Anwalt Sasha Borovik spricht über die Risiken von ICOs
Anwalt Sasha Borovik spricht über die Risiken von ICOs

Am 20. Juni 2017 fand in München das Meetup „A deeper look at ICOs“ in München statt. Da das Thema ICO aktuell kontrovers diskutiert wird, war Spannung garantiert. (Zur Erklärung: Bei einem ICO können Investoren via Cryptowährung in Unternehmen investieren)

Der Abend wurde von Andranik Tumasja von der TUM begonnen. Er gab einen Überblick über mögliche Geschäftsmodelle und die Startup-Szene rund um Blockchain. Seine Ausführungen waren auch ein guter Einstieg in die Thematik.

Mögliche Blockchain Geschäftsmodelle
Potenzielle Blockchain Geschäftsmodelle

Als nächstes war Christina Carrascosa an der Reihe. Sie führte ein Demo von Fluon Ecosystem vor, einem „P2P Asset Management Ecosystem“. Dieses hat sich zum Ziel gesetzt alle physischen Dinge in unserer Welt mit einem Token auszustatten und so „Handelbar“ zu machen. Am Ende des Vortrags ging Sie noch auf rechtliche Rahmenbedingungen ein.

Sind Initial Coin Offerings (ICOs) illegal? Sascha Borovik antwortet…
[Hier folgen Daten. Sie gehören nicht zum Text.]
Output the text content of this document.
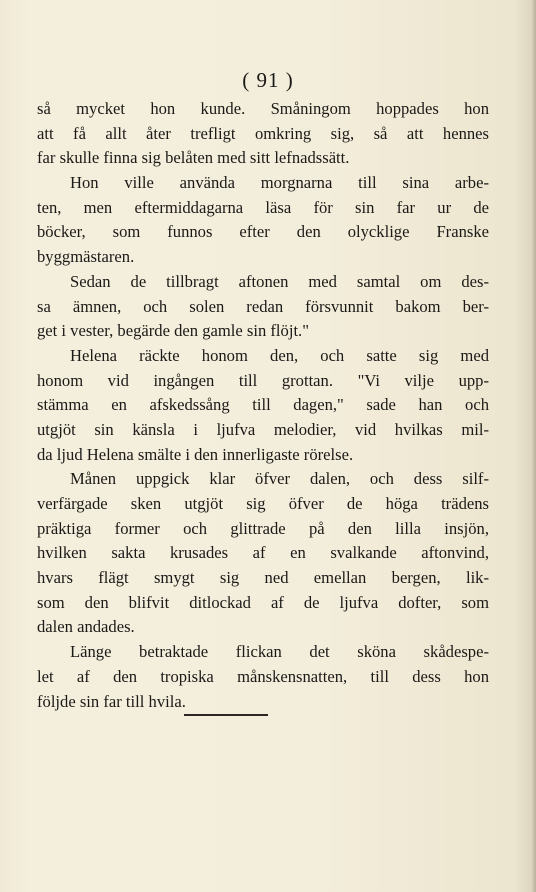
( 91 )
så mycket hon kunde. Småningom hoppades hon
att få allt åter trefligt omkring sig, så att hennes
far skulle finna sig belåten med sitt lefnadssätt.
Hon ville använda morgnarna till sina arbe-
ten, men eftermiddagarna läsa för sin far ur de
böcker, som funnos efter den olycklige Franske
byggmästaren.
Sedan de tillbragt aftonen med samtal om des-
sa ämnen, och solen redan försvunnit bakom ber-
get i vester, begärde den gamle sin flöjt."
Helena räckte honom den, och satte sig med
honom vid ingången till grottan. "Vi vilje upp-
stämma en afskedssång till dagen," sade han och
utgjöt sin känsla i ljufva melodier, vid hvilkas mil-
da ljud Helena smälte i den innerligaste rörelse.
Månen uppgick klar öfver dalen, och dess silf-
verfärgade sken utgjöt sig öfver de höga trädens
präktiga former och glittrade på den lilla insjön,
hvilken sakta krusades af en svalkande aftonvind,
hvars flägt smygt sig ned emellan bergen, lik-
som den blifvit ditlockad af de ljufva dofter, som
dalen andades.
Länge betraktade flickan det sköna skådespe-
let af den tropiska månskensnatten, till dess hon
följde sin far till hvila.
Der interessanteste Gast des Abends war Sasha Borovik von CloudEO, der ausführlich über die rechtlichen Risiken von ICOs sprach. Zusammenfassen ließe es sich wie folgt: Aktuell sind 80% der ICOs wahrscheinlich illegal. Vor allem im Zusammenspiel mit den Amerikanischen Behörden könnte es einige Probleme geben, die vor allem aus der wenig regulierten und unsicheren Gesetzeslage resultieren. In Zukunft läuft das Konzept eines ICOs dann eher in Richtung TGE (token generation event)

Alles in allem war dies eine super Veranstaltung für alle Interessierte an Kryptowährungen und es lohnt sich in jedem Fall diese neue Art der Unternehmensfinanzierung im Auge zu behalten. Wie Sasha Borovik aber schon eindringlich erläutert hat, gibt es auf jeden Fall aber im Zusammenspiel mit den Amerikanischen Behörden einige Fallstricke.